Dunque il potenziale pericolo è legato allo strumento o all’utilizzo che se ne fa? “Discutere dell’ipertrofia assunta dai social, ma dalla vita in virtuale in genere, in questa particolare contingenza storica diventa persino ridondante. Ne siamo tutti catturati, ben al di là delle soggettive intenzioni. Più interessante – aggiunge lo psicologo nonché consigliere dell’Ordine degli psicologi della Regione Siciliana – potrebbe essere cercare di riflettere su questi particolari giochi cui si partecipa attraverso i social: la challenge, la sfida. Che certamente non nasce dal social e che tra ragazzini e non solo si sono sempre svolte. A volte con esiti ugualmente tragici. Prove di valore e coraggio come le gare di tuffi da alte scogliere”.

Una tragedia come quella che si è consumata nella Kalsa, cuore del centro storico palermitano, ci conduce probabilmente verso alcuni quesiti. “Cosa colpisce quindi – si chiede Lo Piccolo – rispetto a un tragico fatto come la morte accidentale di una bambina di 10 anni? Che il rischio arrivi dentro casa? Che tutto avvenga in solitudine? Che crolli l’illusione della protezione e della sicurezza che un genitore o un adulto può offrire? Probabilmente tutto questo assieme, e molto altro. Forse però sarebbe utile riflettere su quanto la cultura di esaltazione della competizione in cui tutti ci troviamo immersi possa fare da fertilizzante per l’assunzione di rischio soggettiva”.

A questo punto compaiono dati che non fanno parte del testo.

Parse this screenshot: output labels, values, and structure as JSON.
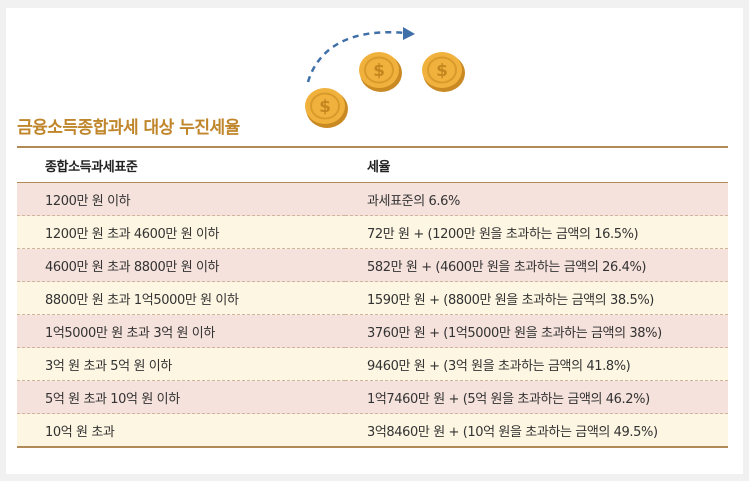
{
  "title": "금융소득종합과세 대상 누진세율",
  "colors": {
    "title": "#c0862c",
    "row_pink": "#f6e2dc",
    "row_cream": "#fdf6e2",
    "rule": "#b28a55",
    "coin": "#f0b23c",
    "arrow": "#3f6fa8"
  },
  "icons": {
    "coin": "coin-icon",
    "arrow": "dashed-arrow-icon"
  },
  "coin_symbol": "$",
  "table": {
    "headers": [
      "종합소득과세표준",
      "세율"
    ],
    "rows": [
      [
        "1200만 원 이하",
        "과세표준의 6.6%"
      ],
      [
        "1200만 원 초과 4600만 원 이하",
        "72만 원 + (1200만 원을 초과하는 금액의 16.5%)"
      ],
      [
        "4600만 원 초과 8800만 원 이하",
        "582만 원 + (4600만 원을 초과하는 금액의 26.4%)"
      ],
      [
        "8800만 원 초과 1억5000만 원 이하",
        "1590만 원 + (8800만 원을 초과하는 금액의 38.5%)"
      ],
      [
        "1억5000만 원 초과 3억 원 이하",
        "3760만 원 + (1억5000만 원을 초과하는 금액의 38%)"
      ],
      [
        "3억 원 초과 5억 원 이하",
        "9460만 원 + (3억 원을 초과하는 금액의 41.8%)"
      ],
      [
        "5억 원 초과 10억 원 이하",
        "1억7460만 원 + (5억 원을 초과하는 금액의 46.2%)"
      ],
      [
        "10억 원 초과",
        "3억8460만 원 + (10억 원을 초과하는 금액의 49.5%)"
      ]
    ]
  }
}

Uno dei problemi potrebbe essere legato a ciò che l’avvento dei social hanno determinato nella nostra società. “La competizione non è più considerata nella cultura contemporanea come un problema in sé, si preferisce rimuovere tutti gli aspetti distruttivi – conclude lo psicologo – che potenzialmente sono sempre insiti nella stessa. Siamo tutti dentro un reality show che richiede performance ammirevoli, dentro un talent in cui guadagnare voti. Dentro la dicotomia figo-sfigato. Tutti partecipi, complici e vittime allo stesso tempo. I social hanno solo moltiplicato all’infinito la platea e i palchi. E con questo facciamo i conti, anche negli esiti estremi”.